Well the Training imparted plays the role as it must. A Vehicle of such caliber must not be ditched in the terrains where its built for.
OK, let's work this out in some detail.
There are three battlefield hazards facing any helicopter in the mountains. High mountains and lower ones alike, for two of them; high mountains alone for a third.
First, weather and flying conditions. Mountain terrain is windy terrain, with wind of fluctuating strength flowing across natural features - ridges, slopes, ravines - in unpredictable manner. Helicopters are difficult, unstable flying objects. Unlike older planes, when power is cut off, they don't just glide down, they plummet, like bricks. In such uncertain wind conditions, pilots find it a full-time job to keep in the air. There are unexpected pulls and pushes, and a high state of alert is needed to merely keep flying.
Second, the enemy. The same uneven terrain that builds uncertain winds also provides a thousand and one nooks and crannies, folds in the surface and natural walls which hide shooters and their (typically now) MANPADs. After coping with wind and weather conditions quite different from the plains, pilots need to watch out for a camouflaged soldier popping out from nowhere. This, too, is substantially different from the plains, where hiding places can be spotted early.
Third, in the case of the Himalayas and the Karakorum, whiteout. Flying in snowy conditions is particularly dangerous because it is unrelieved white all around. A pilot loses orientation. It is difficult to gauge whether the machine is flying straight, at an angle, or tilted. The artificial horizon helps, but every second glancing at an artificial horizon is a second not looking out for a cliff face straight ahead.

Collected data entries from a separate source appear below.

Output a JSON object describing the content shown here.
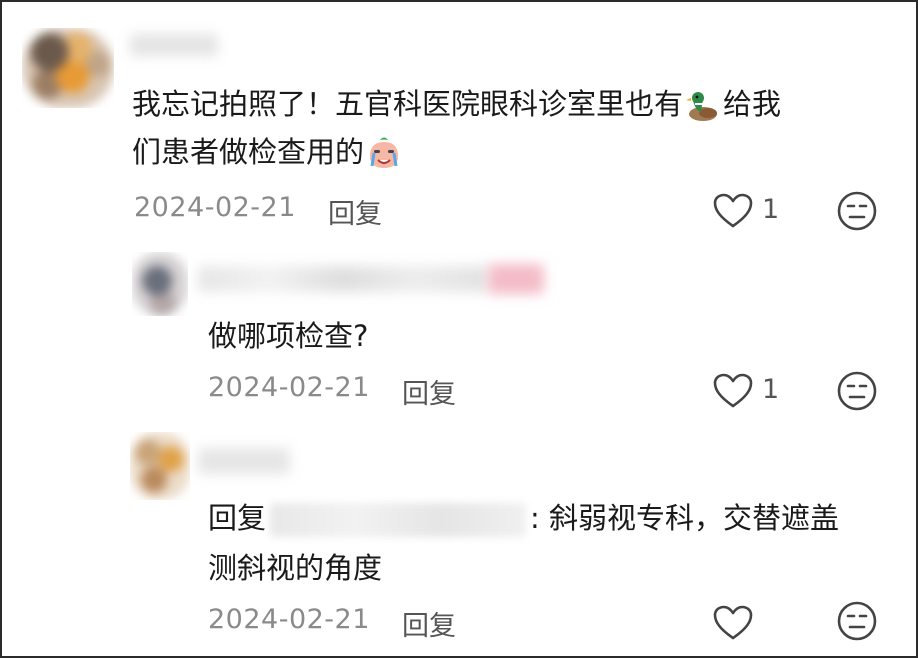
{
  "comments": [
    {
      "text_before": "我忘记拍照了！五官科医院眼科诊室里也有",
      "emoji_duck": "duck-emoji",
      "text_after": "给我",
      "text_line2": "们患者做检查用的",
      "emoji_cry": "crying-emoji",
      "date": "2024-02-21",
      "reply_label": "回复",
      "likes": "1"
    },
    {
      "text": "做哪项检查?",
      "date": "2024-02-21",
      "reply_label": "回复",
      "likes": "1"
    },
    {
      "reply_prefix": "回复",
      "text_line1": ": 斜弱视专科，交替遮盖",
      "text_line2": "测斜视的角度",
      "date": "2024-02-21",
      "reply_label": "回复",
      "likes": ""
    }
  ],
  "icons": {
    "like": "heart-outline-icon",
    "dislike": "dislike-face-icon"
  },
  "colors": {
    "text": "#1a1a1a",
    "date": "#8a8a8a",
    "icon": "#444444"
  }
}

For these reasons, flying in general in the mountains is a *****. Pilots don't like the idea. Flying an attack helicopter adds
To the tension. On top of everything else, you have targets and targets that shoot back. Attack helicopters aren't meant for the hills. In fact, listening to wise guys talking about what airpower could have done for the IA in 62 makes me feel ill. It could have done nothing, but that's a different thread.
It is a different thing that normal helicopters labour at altitudes like Saltoro. The Dhruv was specially engined for that extreme high level performance. The LCH, its derivative, handles heights as well. What it means is not normal attack helicopter operations. Instead of flying along the nap of the earth, instead of lurking in hollows or depressions and suddenly bobbing up with cannons blazing is not the norm any more, though it can be done on occasion. Instead what is likelier is closely coordinated action as mobile, airborne artillery, either offering covering fire to an assault team, or pouring in counter-preparatory fire on an assault team about to attack our own positions. The high altitude bit is not to act as an assault heli any longer, but more to provide artillery support where the other guys had never expected artillery support.
We could talk about these scenarios if you like.